This midterm election year has seen fundraising totals surge for candidates up and down the ballot. House candidates, particularly on the Democratic side, have reported enormous totals relative to past cycles, and the uptick shows little sign of slowing as campaigns sprint toward Election Day.
So how can individual campaigns take advantage of the fundraising environment as the calendar turns to fall? At a recent panel discussion hosted by C&E, digital fundraising strategists assessed what’s working in 2018 and offered some advice for campaigns looking to fortify their programs for the stretch run.
Take the time to understand what works for your list.
This may sound obvious, but in a year like 2018 it’s easy for it to get lost. The number of seats in play this cycle combined with the political environment has resulted in lots of national messaging from candidate campaigns. For Democrats, much of the focus is the fight to take back the House and take on Trump and administration policies. For Republicans, it’s the importance of keeping control of Congress and pushing for action on issues like immigration, which energize the party’s base.
But campaigns should guard against just defaulting to a national message in their fundraising or email programs, strategists warn. While special elections, and even some headline House contests, can run on national messaging and pull in millions of fundraising dollars as a result, most campaign email lists aren’t going to respond the same way.
“It matters who is on your list and how you’re growing that list,” said Tess Troha-Thompson of the Democratic firm New Blue Interactive. “The default can’t just be national messaging, because if your list isn’t national, it’s just not going to work.”
As much as some candidates and staffers like to think their race is make for break for their party, the reality is many ’18 races aren’t high-intensity, national contests. So make sure you’re investing in testing to better understand the themes and issues that drive action from supporters on your email list.
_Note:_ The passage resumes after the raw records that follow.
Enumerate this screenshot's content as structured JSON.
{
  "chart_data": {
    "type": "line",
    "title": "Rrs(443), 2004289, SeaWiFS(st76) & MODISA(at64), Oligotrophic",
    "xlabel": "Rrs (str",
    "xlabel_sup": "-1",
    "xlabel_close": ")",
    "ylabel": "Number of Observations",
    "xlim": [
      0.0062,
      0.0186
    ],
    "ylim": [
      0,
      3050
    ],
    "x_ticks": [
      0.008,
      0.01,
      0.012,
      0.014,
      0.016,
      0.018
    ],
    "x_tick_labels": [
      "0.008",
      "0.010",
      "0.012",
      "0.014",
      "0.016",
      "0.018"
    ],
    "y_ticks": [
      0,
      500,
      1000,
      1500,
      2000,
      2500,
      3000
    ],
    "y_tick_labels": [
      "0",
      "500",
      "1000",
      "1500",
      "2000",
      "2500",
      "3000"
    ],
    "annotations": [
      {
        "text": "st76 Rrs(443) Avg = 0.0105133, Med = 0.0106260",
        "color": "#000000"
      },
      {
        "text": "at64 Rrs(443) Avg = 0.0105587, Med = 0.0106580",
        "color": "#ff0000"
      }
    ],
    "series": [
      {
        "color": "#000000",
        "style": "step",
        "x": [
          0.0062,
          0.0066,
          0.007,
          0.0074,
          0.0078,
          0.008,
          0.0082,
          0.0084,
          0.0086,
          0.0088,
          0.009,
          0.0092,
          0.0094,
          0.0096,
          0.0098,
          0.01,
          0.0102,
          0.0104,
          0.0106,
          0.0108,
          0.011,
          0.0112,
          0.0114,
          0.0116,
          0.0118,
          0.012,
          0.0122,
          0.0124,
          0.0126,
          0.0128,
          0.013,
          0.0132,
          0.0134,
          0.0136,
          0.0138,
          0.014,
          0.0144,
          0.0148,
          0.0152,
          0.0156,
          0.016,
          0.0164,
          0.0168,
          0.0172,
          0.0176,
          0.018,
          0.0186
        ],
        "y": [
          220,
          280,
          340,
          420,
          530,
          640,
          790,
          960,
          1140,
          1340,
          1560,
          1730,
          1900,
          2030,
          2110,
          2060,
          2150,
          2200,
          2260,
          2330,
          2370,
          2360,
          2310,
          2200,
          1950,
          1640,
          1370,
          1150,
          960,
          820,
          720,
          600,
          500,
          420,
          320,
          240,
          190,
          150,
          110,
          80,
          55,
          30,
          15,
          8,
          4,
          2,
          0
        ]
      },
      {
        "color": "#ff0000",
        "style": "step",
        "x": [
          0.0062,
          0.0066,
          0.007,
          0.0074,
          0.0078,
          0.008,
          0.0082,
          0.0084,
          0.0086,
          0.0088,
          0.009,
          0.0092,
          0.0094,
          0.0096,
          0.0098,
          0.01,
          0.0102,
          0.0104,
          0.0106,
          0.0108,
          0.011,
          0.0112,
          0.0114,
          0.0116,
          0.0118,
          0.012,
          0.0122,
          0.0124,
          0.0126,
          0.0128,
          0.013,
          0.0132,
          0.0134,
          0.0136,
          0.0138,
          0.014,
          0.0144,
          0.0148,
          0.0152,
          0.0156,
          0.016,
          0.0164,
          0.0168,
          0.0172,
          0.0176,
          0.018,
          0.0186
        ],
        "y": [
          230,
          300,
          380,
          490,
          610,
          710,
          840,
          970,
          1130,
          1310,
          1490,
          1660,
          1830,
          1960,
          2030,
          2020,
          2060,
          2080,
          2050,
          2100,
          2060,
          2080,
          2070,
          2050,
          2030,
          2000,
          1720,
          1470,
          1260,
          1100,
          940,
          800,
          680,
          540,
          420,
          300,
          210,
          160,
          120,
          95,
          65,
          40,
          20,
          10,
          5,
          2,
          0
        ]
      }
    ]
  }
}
“Target, test, see what gets open rates up, and put the contribute button on the bottom so it’s part of it, but it’s not the only purpose of the email,” Troha-Thompson advised.
And remember, it’s never too late to test, particularly once more people start to tune in as Election Day nears.
Take a critical look at the balance in your email program.
How many of the emails your campaign is sending are results-oriented fundraising appeals? How many of them feature an urgent ask for small-dollar donors? How many emails are more content focused, aimed at engaging supporters on your list?
Part of getting this right is setting goals from the start and making sure there are clear lines of communication between the staffers and strategists helming your program.
“We have a big discussion up front,” said Troha-Thompson. “What’s the purpose of the email program? Are we fundraisers or are we communicators?”
Ian Hines, who heads the Republican firm Hines Digital, suggested “2-to-1” as a general rule of thumb for the ideal ratio of engagement emails to emails featuring a hard ask.
While there was general agreement that the healthiest lists prioritize building relationships, it ultimately comes down to a given client’s needs.
“I think people in our line of work have finally gotten the stomach to say ‘if it works, it works,’” said Hines. “As opposed to saying, ‘I feel a little uncomfortable sending an email like this.’”
Give supporters a clear reason to give.
One thing that's obvious this midterm year is that there’s plenty of energy to go around. That also means more campaigns and political organizations are competing for donors’ dollars.
A small-dollar donor program, stressed Troha-Thompson, is about more than just asking supporters for a small-dollar gift. It’s about giving people a clear reason to give.
“You can’t just say, ‘Give us $5 to fight back,’” she said. “In order to make it work, it has to be really clear what the transaction is and why it matters right at this moment.”
An ask crafted around a specific need allows small-dollar donors to visualize the impact their donation can have, and that’s particularly powerful in an election year that features large numbers of activists on both sides of the aisle who want to feel like they’re a part of something.
In the end, strategists at the C&E event stressed, there’s no single formula for success when it comes to small dollar, and they universally recommended a holistic approach that values a robust major dollar program in addition to a solid small dollar one.
“There are some clients that just take off: they have that passion that can invigorate people and get people excited,” said Carter Kidd, COO of Campaign Solutions. “But even they still need major donors.”